Example SATA to eSATA bracket (there are also version with two eSATA ports):https://www.amazon.com/gp/product/B000GX4C7I/ref=oh_aui_detailpage_o02_s00?ie=UTF8&psc=1
Example of drive dock with eSATA, USB 3.0, and Firewire (cheaper options are out there, but this is a brand I use and trust...you can also get models that can handle two drives):https://eshop.macsales.com/item/NewerTech/VU3ESFW8/
I won't offer an example of an external enclosure with a fan as they are pretty self explanatory.
I regularly use an eSATA bracket with my old Windows desktop and have one on order (arriving tomorrow) for my new build that I just finally got around to actually building (I could not find my spare brackets). It also fits you need to wanting to disconnect the drive at times.

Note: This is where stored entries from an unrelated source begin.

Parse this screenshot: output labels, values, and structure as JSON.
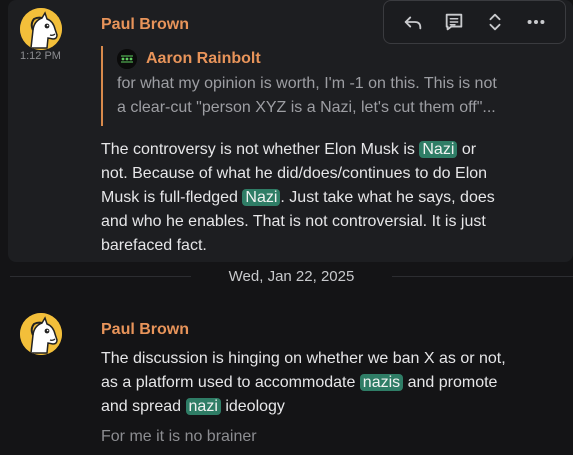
{
  "toolbar": {
    "reply_icon": "reply-icon",
    "thread_icon": "thread-icon",
    "expand_icon": "expand-icon",
    "more_icon": "more-options-icon"
  },
  "messages": [
    {
      "sender": "Paul Brown",
      "timestamp": "1:12 PM",
      "reply": {
        "author": "Aaron Rainbolt",
        "lines": [
          "for what my opinion is worth, I'm -1 on this. This is not",
          "a clear-cut \"person XYZ is a Nazi, let's cut them off\"..."
        ]
      },
      "body": {
        "l1_a": "The controversy is not whether Elon Musk is ",
        "l1_pill": "Nazi",
        "l1_b": " or",
        "l2_a": "not. Because of what he  did/does/continues to do Elon",
        "l3_a": "Musk is full-fledged ",
        "l3_pill": "Nazi",
        "l3_b": ". Just take what he says, does",
        "l4_a": "and who he enables. That is not controversial. It is just",
        "l5_a": "barefaced fact."
      }
    },
    {
      "sender": "Paul Brown",
      "body": {
        "l1_a": "The discussion is hinging on whether we ban X as or not,",
        "l2_a": "as a platform used to accommodate ",
        "l2_pill": "nazis",
        "l2_b": " and promote",
        "l3_a": "and spread ",
        "l3_pill": "nazi",
        "l3_b": " ideology"
      },
      "followup": "For me it is no brainer"
    }
  ],
  "date_separator": "Wed, Jan 22, 2025",
  "colors": {
    "background": "#141416",
    "hover_background": "#1d1e21",
    "sender": "#e8945a",
    "highlight_pill": "#2f7d66",
    "avatar": "#f3bf3a"
  }
}
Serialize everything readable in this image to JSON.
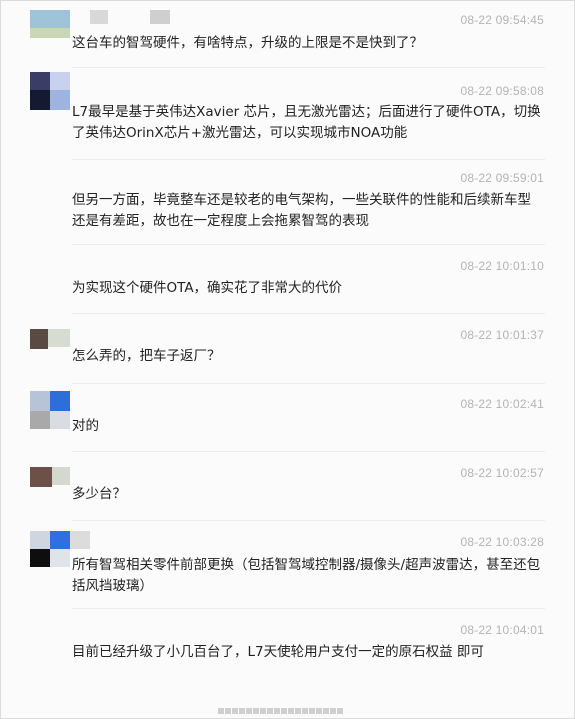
{
  "messages": [
    {
      "time": "08-22 09:54:45",
      "text": "这台车的智驾硬件，有啥特点，升级的上限是不是快到了？"
    },
    {
      "time": "08-22 09:58:08",
      "text": "L7最早是基于英伟达Xavier 芯片，且无激光雷达；后面进行了硬件OTA，切换了英伟达OrinX芯片+激光雷达，可以实现城市NOA功能"
    },
    {
      "time": "08-22 09:59:01",
      "text": "但另一方面，毕竟整车还是较老的电气架构，一些关联件的性能和后续新车型还是有差距，故也在一定程度上会拖累智驾的表现"
    },
    {
      "time": "08-22 10:01:10",
      "text": "为实现这个硬件OTA，确实花了非常大的代价"
    },
    {
      "time": "08-22 10:01:37",
      "text": "怎么弄的，把车子返厂？"
    },
    {
      "time": "08-22 10:02:41",
      "text": "对的"
    },
    {
      "time": "08-22 10:02:57",
      "text": "多少台？"
    },
    {
      "time": "08-22 10:03:28",
      "text": "所有智驾相关零件前部更换（包括智驾域控制器/摄像头/超声波雷达，甚至还包括风挡玻璃）"
    },
    {
      "time": "08-22 10:04:01",
      "text": "目前已经升级了小几百台了，L7天使轮用户支付一定的原石权益 即可"
    }
  ],
  "colors": {
    "time": "#b4b4b4",
    "text": "#222222",
    "background": "#fbfbfb",
    "separator": "#ececec"
  }
}
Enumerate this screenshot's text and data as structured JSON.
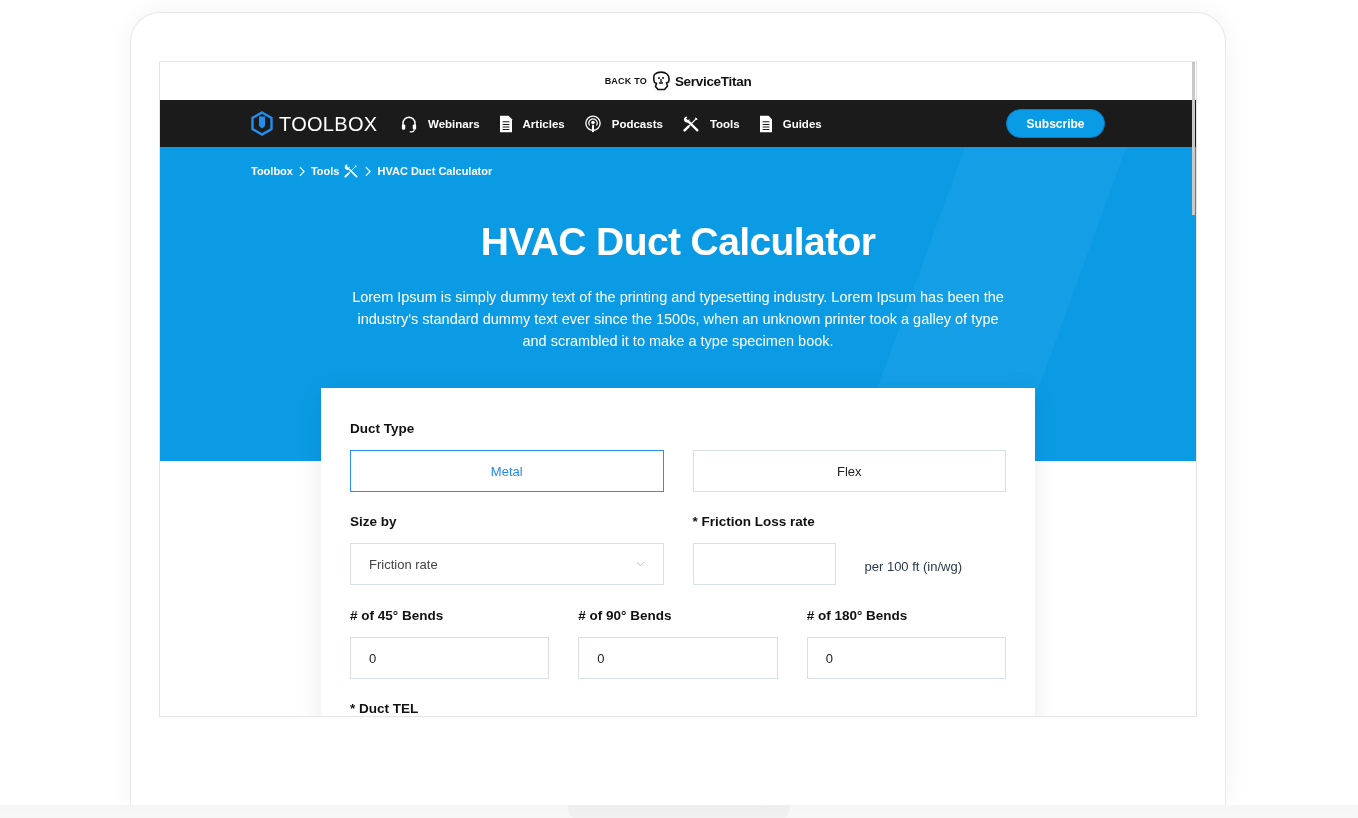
{
  "top_bar": {
    "back_to": "BACK TO",
    "brand": "ServiceTitan"
  },
  "nav": {
    "logo": "TOOLBOX",
    "items": [
      {
        "label": "Webinars",
        "kind": "webinars"
      },
      {
        "label": "Articles",
        "kind": "articles"
      },
      {
        "label": "Podcasts",
        "kind": "podcasts"
      },
      {
        "label": "Tools",
        "kind": "tools"
      },
      {
        "label": "Guides",
        "kind": "guides"
      }
    ],
    "subscribe": "Subscribe"
  },
  "breadcrumb": [
    {
      "label": "Toolbox",
      "kind": "link"
    },
    {
      "label": "Tools",
      "kind": "tools"
    },
    {
      "label": "HVAC Duct Calculator",
      "kind": "current"
    }
  ],
  "hero": {
    "title": "HVAC Duct Calculator",
    "description": "Lorem Ipsum is simply dummy text of the printing and typesetting industry. Lorem Ipsum has been the industry's standard dummy text ever since the 1500s, when an unknown printer took a galley of type and scrambled it to make a type specimen book."
  },
  "form": {
    "duct_type": {
      "label": "Duct Type",
      "options": [
        {
          "label": "Metal",
          "selected": true
        },
        {
          "label": "Flex",
          "selected": false
        }
      ]
    },
    "size_by": {
      "label": "Size by",
      "value": "Friction rate"
    },
    "friction_loss_rate": {
      "label": "* Friction Loss rate",
      "unit": "per 100 ft (in/wg)"
    },
    "bends": [
      {
        "label": "# of 45° Bends",
        "value": "0"
      },
      {
        "label": "# of 90° Bends",
        "value": "0"
      },
      {
        "label": "# of 180° Bends",
        "value": "0"
      }
    ],
    "duct_tel": {
      "label": "* Duct TEL"
    }
  }
}
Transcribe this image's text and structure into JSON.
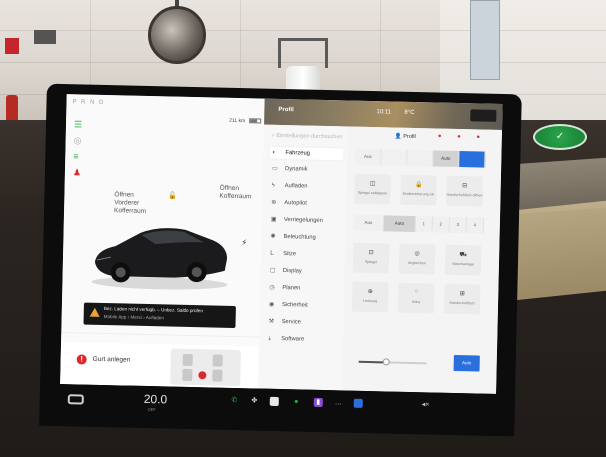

Beyond that, an operating temperature of 45 deg C is well within operating specs for a WD Red. Here is the spec sheet:https://www.wdc.com/content/dam/wdc/website/downloadable_assets/eng/spec_data_sheet/2879-800002.pdf
You can see that upper operating temp per the spec sheet is 65 deg C, so you are well below the upper limit. To me, this makes sense. These drives are designed for use in NAS devices, which typically are multiple drive NAS devices. When you have multiple drives operating in close quarters like that, one can assuming that they are going to run a bit hot compared to a single drive operating all by itself. So, I would assume they design these drives to handle those higher typical single drive operating temperatures.